Two new high severity vulnerabilities have been identified in the OpenSSL Software Foundation cryptographic library version 3.0.0. This open-source library is used to encrypt HTTPS connections and other communication channels, so has been relied upon by many as a security measure. These new vulnerabilities could cause denial of service or possible remote code execution to take place, compromising the security of the service being provided. OpenSSL released a security advisory this week detailing these two vulnerabilities and stating that there is currently no evidence of a working exploit for either flaw at the time of publishing. Both flaws are exploited by specially crafting a malicious certificate with malformed email addresses.
The first vulnerability, tracked as CVE-2022-3602, was originally described as a critical severity flaw, however this has since been downgraded to ‘high’ severity.

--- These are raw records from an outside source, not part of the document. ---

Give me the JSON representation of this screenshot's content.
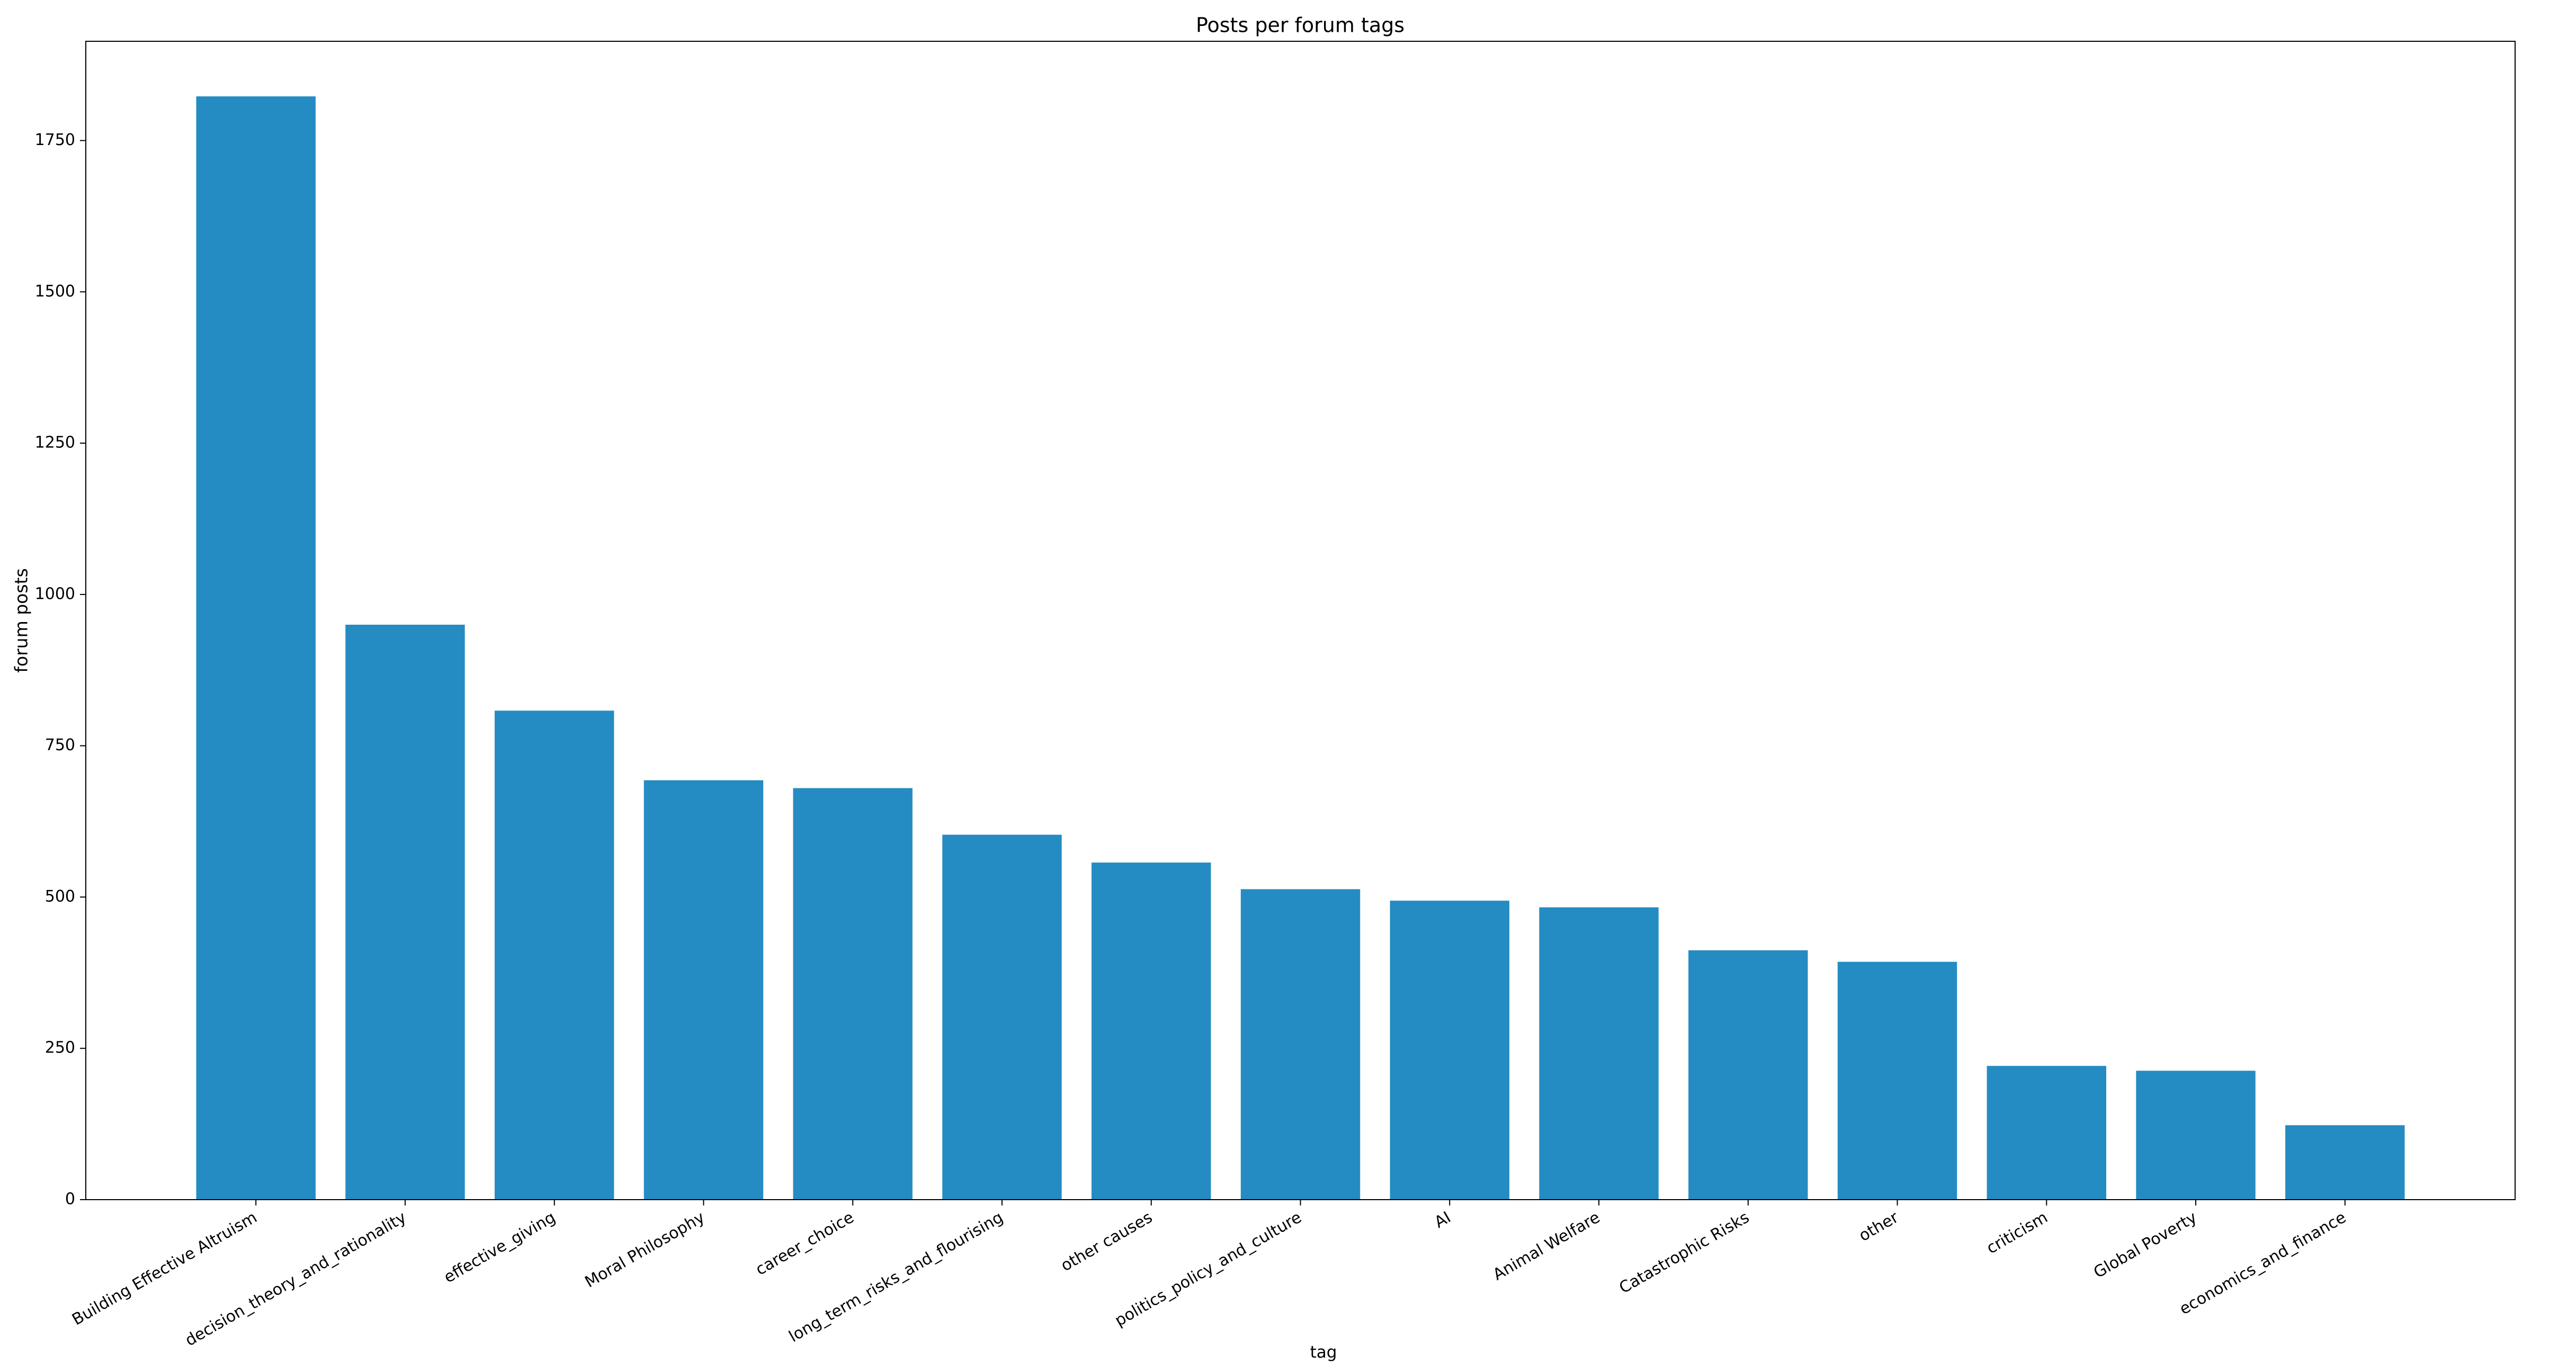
{
  "chart_data": {
    "type": "bar",
    "title": "Posts per forum tags",
    "x_label": "tag",
    "y_label": "forum posts",
    "categories": [
      "Building Effective Altruism",
      "decision_theory_and_rationality",
      "effective_giving",
      "Moral Philosophy",
      "career_choice",
      "long_term_risks_and_flourising",
      "other causes",
      "politics_policy_and_culture",
      "AI",
      "Animal Welfare",
      "Catastrophic Risks",
      "other",
      "criticism",
      "Global Poverty",
      "economics_and_finance"
    ],
    "values": [
      1823,
      950,
      808,
      693,
      680,
      603,
      557,
      513,
      494,
      483,
      412,
      393,
      221,
      213,
      123
    ],
    "color": "#248cc2",
    "ylim": [
      0,
      1914
    ],
    "yticks": [
      0,
      250,
      500,
      750,
      1000,
      1250,
      1500,
      1750
    ],
    "grid": false
  }
}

The flaw occurs within the X.509 certificate verification functionality and requires a CA to have signed the malicious certificate. A malicious certificate can be created which contains a specially crafted email address causing the content to overflow into the buffer. The presence of code in the buffer can allow for remote code execution, or cause denial of service by causing the application to crash.
The second vulnerability, tracked as CVE-2022-3786, is a high severity vulnerability that occurs within the same X.509 certificate verification region. This vulnerability similarly can cause a buffer overrun though manipulation of the name constraint checking and malicious certificate verification. For an attacker to exploit this flaw, they need to include a number of bytes containing the `.’ character (decimal 46) when they craft their malicious email address which is encoded in the certificate. This results in a buffer overflow, which causes the application to crash, causing denial of service.
Users should update the version of OpenSSL they use to version 3.0.7 if they are currently using any versions prior to this release. This version includes patches for both of these vulnerabilities and can be downloaded from the OpenSSL source website. Any users of OpenSSL versions 1.1.1 and 1.0.2 are not affected by either of these flaws.